Strategiewechsel
Lufthansa siebt Übernahmeziele aus

Die Lufhansa hat ihre Gespräche mit der skandinavischen Airline SAS vorerst auf Eis gelegt. Vor einer Übernahme sollen zunächst die jüngsten Engagements integriert werden. Die Expansion der Lufthansa sind damit aber noch lange nicht am Ende. Die Manager haben bereits zwei weitere Airlines im Visier.

FRANKFURT. Die Lufthansa hat damit begonnen, die Zahl möglicher Übernahmeziele zu reduzieren. Die zweitgrößte europäische Fluggesellschaft hat die Gespräche über eine Beteiligung an der skandinavischen SAS vorerst ad acta gelegt. Ein entsprechender Bericht der "Süddeutschen Zeitung" wird im Umfeld des Unternehmens bestätigt. Eine Lufthansa-Sprecherin wollte die Informationen auf Nachfrage nicht kommentieren. Lufthansa und SAS haben seit Monaten über einen Einstieg bei der angeschlagenen Airline verhandelt. Angesichts der desaströsen jüngsten Quartalszahlen von SAS habe Lufthansa von einem Engagement vorerst Abstand genommen, heißt es.

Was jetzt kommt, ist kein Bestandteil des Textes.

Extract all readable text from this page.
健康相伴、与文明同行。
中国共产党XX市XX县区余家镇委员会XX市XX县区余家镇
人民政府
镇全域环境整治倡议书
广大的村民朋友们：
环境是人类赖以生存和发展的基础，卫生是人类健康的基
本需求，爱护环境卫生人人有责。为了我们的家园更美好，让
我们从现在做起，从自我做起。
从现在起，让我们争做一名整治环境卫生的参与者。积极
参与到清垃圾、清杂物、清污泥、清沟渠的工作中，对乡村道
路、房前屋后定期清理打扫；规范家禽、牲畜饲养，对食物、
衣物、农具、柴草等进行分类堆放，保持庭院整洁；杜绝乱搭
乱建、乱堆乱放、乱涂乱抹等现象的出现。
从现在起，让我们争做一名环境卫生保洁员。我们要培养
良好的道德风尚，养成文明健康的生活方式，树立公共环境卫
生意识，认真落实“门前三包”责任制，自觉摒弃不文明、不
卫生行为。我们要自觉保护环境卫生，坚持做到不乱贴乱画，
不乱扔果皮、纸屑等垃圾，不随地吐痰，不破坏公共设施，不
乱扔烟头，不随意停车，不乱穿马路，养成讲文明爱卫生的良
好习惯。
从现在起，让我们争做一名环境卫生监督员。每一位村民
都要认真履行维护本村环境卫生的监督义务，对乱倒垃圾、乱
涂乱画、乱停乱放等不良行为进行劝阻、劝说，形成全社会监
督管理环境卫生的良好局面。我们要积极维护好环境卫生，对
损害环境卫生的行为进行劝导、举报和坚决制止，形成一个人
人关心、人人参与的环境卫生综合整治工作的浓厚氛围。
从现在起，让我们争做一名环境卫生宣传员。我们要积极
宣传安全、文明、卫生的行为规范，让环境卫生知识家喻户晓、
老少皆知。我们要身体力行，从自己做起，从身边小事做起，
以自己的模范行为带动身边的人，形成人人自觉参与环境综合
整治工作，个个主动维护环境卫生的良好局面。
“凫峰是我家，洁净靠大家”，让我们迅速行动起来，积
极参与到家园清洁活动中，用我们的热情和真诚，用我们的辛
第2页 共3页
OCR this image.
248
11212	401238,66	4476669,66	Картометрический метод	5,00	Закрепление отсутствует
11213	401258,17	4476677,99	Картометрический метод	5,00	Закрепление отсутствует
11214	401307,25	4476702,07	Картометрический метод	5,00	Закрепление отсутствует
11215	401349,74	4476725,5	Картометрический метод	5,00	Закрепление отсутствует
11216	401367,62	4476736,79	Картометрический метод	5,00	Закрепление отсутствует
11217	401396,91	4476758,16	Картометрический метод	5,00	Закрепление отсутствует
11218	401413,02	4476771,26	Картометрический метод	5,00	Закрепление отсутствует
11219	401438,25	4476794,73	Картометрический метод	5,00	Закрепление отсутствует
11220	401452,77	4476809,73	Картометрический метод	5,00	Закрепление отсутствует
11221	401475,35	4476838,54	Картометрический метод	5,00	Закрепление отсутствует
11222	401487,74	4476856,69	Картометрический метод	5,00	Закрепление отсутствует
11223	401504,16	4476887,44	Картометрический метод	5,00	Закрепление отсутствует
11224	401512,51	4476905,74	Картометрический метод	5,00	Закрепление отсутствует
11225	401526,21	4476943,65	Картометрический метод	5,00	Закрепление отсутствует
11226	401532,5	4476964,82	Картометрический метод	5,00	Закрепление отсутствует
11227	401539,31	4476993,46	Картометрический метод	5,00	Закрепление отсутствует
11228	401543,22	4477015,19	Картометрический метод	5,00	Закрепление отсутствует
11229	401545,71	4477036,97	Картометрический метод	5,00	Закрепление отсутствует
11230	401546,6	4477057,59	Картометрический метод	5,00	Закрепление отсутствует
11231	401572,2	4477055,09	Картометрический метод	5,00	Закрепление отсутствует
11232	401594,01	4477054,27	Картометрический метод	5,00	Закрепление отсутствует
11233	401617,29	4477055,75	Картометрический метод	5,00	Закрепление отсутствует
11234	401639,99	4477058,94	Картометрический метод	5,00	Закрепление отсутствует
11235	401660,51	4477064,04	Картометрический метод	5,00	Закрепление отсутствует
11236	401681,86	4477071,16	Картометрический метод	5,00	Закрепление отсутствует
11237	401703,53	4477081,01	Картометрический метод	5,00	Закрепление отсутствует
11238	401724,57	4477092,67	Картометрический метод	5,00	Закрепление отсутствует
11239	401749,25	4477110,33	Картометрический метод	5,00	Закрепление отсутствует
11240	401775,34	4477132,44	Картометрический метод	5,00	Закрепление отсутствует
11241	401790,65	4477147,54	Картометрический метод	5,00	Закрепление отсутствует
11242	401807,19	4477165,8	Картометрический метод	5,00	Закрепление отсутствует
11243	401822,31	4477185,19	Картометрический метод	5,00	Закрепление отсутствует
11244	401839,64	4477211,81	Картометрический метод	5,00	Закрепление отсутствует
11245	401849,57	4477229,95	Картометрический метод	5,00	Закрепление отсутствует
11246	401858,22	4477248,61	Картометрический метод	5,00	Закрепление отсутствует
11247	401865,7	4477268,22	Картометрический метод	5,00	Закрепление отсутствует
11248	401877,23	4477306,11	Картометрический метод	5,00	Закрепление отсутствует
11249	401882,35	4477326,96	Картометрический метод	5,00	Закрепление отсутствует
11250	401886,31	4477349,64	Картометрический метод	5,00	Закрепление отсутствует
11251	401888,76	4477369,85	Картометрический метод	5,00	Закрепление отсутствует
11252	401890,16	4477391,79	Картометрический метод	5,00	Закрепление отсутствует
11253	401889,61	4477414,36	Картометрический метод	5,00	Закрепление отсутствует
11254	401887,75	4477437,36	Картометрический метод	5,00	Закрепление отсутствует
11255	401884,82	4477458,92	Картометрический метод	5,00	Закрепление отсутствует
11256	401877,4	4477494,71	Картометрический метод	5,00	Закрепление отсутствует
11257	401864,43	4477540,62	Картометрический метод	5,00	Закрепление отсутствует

Damit zeichnet sich ab, dass der Konzern mögliche Übernahmen zeitlich entzerren kann. Lufthansa gilt auch als Interessent für die italienische Alitalia und die österreichische Austrian Airlines (AUA). Analysten hatten angesichts dessen vor einer "Verhedderung" des Managements gewarnt, zumal Lufthansa zum Jahresende noch die Regional-Gesellschaft Eurowings komplett übernimmt und im Januar die englische BMI folgt.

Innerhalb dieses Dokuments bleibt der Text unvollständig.